Just when the July employment report and the markets suggested smooth sailing for the Fed to lift interest rates as soon as September (on Friday the futures market implied probability of a September Fed funds rate hike increased to 54%, the highest it has been ever), China’s economic data and surprise yuan devaluation have muddied the waters.
While advertised by the People’s Bank of China as a logical market liberalization move that keeps the yuan on the path toward reserve currency status, the timing of the currency action doesn’t pass the smell test. The market senses economic policy desperation that has dented investor confidence in the stability of China’s economy and raised fears of a new currency devaluation war in Asia that, if realized, could slow growth and intensify deflationary pressures to the rest of the world.
From the Chinese perspective, the renminbi has been appreciating along with the U.S. dollar over the past year, while other emerging market countries and many of China’s trading partners have seen currency depreciation on looser monetary policy and quantitative easing. This has put additional downward pressure on Chinese exports and manufacturing performance at a time when economic activity in China appears to be continuing to fall short of its annual government growth target of 7.0%.
Despite downbeat indicators of Chinese economic growth, the two-day global market reaction from the yuan devaluation itself does appear to be an overreaction. In this week’s outlook report we analyze why that is, and even contemplate the economic and inflation implications for the U.S. from a more drastic 10% depreciation in China and many of its largest trading partners currencies.

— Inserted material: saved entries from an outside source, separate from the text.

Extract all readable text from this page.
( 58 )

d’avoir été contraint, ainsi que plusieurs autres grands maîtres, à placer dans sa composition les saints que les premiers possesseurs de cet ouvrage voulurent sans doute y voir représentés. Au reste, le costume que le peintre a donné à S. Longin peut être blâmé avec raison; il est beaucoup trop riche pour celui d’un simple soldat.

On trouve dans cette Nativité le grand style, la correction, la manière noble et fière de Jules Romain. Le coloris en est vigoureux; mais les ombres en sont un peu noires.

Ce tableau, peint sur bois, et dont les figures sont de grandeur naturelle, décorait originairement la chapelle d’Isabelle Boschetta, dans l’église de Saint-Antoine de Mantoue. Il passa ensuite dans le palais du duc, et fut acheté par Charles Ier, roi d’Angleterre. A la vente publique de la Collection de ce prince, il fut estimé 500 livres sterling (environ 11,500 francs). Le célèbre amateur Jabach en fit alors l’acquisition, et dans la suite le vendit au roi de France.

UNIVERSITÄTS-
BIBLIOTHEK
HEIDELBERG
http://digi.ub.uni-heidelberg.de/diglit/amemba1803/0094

Our conclusion: the impact from the Chinese yuan policy change should not have earth-shattering consequences for U.S. economic growth or inflation, and should not factor much into the decision on when to raise the Fed funds target rate. In the end, it shouldn’t necessarily delay an initial Fed interest rate hike in September. However, it does raise the probability that it won’t be followed by others this year, and the path toward interest rate normalization will remain a very shallow one next year.